Arahan Pemberdayaan Masyarakat
1) Pembangunan dan pengembangan Hutan Tanaman Rakyat (HTR) 2) Pembangunan dan pengembangan Hutan Kemasyarakatan (HKm). 3) Penyelenggaraan Hutan Desa
4) Pemanfaatan terbatas hasil hutan bukan kayu dan jasa lingkungan di Hutan Lindung (HL), seperti usaha pemungutan rotan, getah damar, buah/biji, lebah madu.

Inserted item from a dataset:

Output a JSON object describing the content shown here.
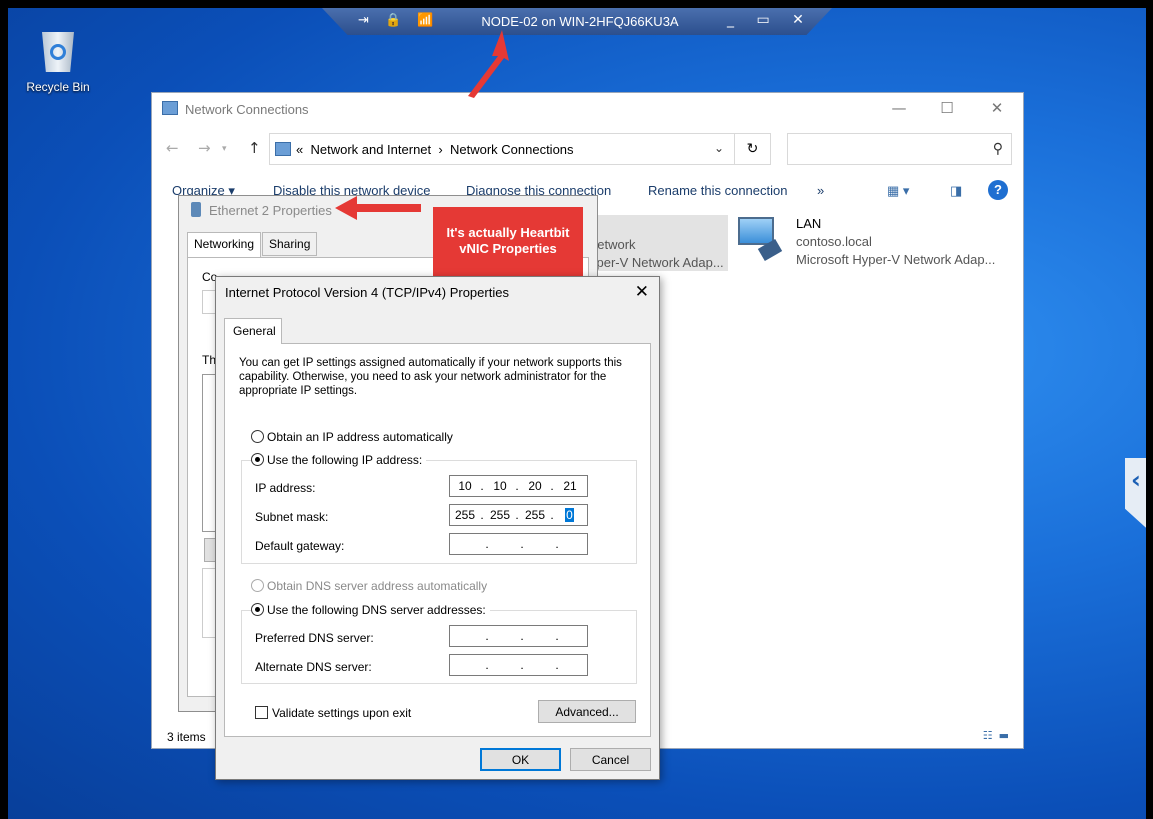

Selain itu, dikembangkan pula usaha pemanfaatan jasa lingkungan seperti jasa aliran air, jasa wisata alam, jasa RAP-PAN Karbon.
5) Pelestarian ekosistem mangrove secara terpadu dengan memposisikan masyarakat pesisir setempat menjadi pelestari mangrove.
Untuk mewujudkan program/rencana kegiatan yang telah dirumuskan maka diperlukan beberapa program pendukung dan penunjang dinilai penting dilakukan adalah :
1) Penguatan organisasi/kelembagaan KPH berbasis PPK-BLUD.
2) Penguatan kapasitas kelembagaan KPH serta peningkatan kapasitas SDM, termasuk pemantapan organisasi, sarana prasarana dan fasilitas penunjang.
3) Penyenggaraan sistem koodinasi dan sinkronisasi yang baik antar pemegang izin di wilayah KPH.
4) Penyelenggaraan sistem koordinasi dan sinergisitas antara KPH dengan instansi dan stakeholder terkait dalam pembangunan KPH.
5) Penyediaan pendanaan kegiatan yang memadai sesuai kebutuhan.
6) Pengembangan database sampai dengan terbangunnya sistem informasi kehutanan KPH.
7) Pengembangan investasi dan rasionalisasi wilayah kelola serta review rencana pengelolaan KPH minimal 5 tahun sekali.
8) Penyelenggaraan pembinaan, pengawasan dan pengendalian yang baik dan terukur sesuai peraturan perundang-undangan.
9) Pemantauan dan evaluasi yang beretika, serta sistem pelaporan yang baik.
10) Pembuatan dan pelaksanaan standar operasi dan prosedur (SOP) KPHP Model Toili Baturube (Unit XIX) menuju pengelolaan KPH berbasis kinerja dalam pengelolaan hutan yang mandiri.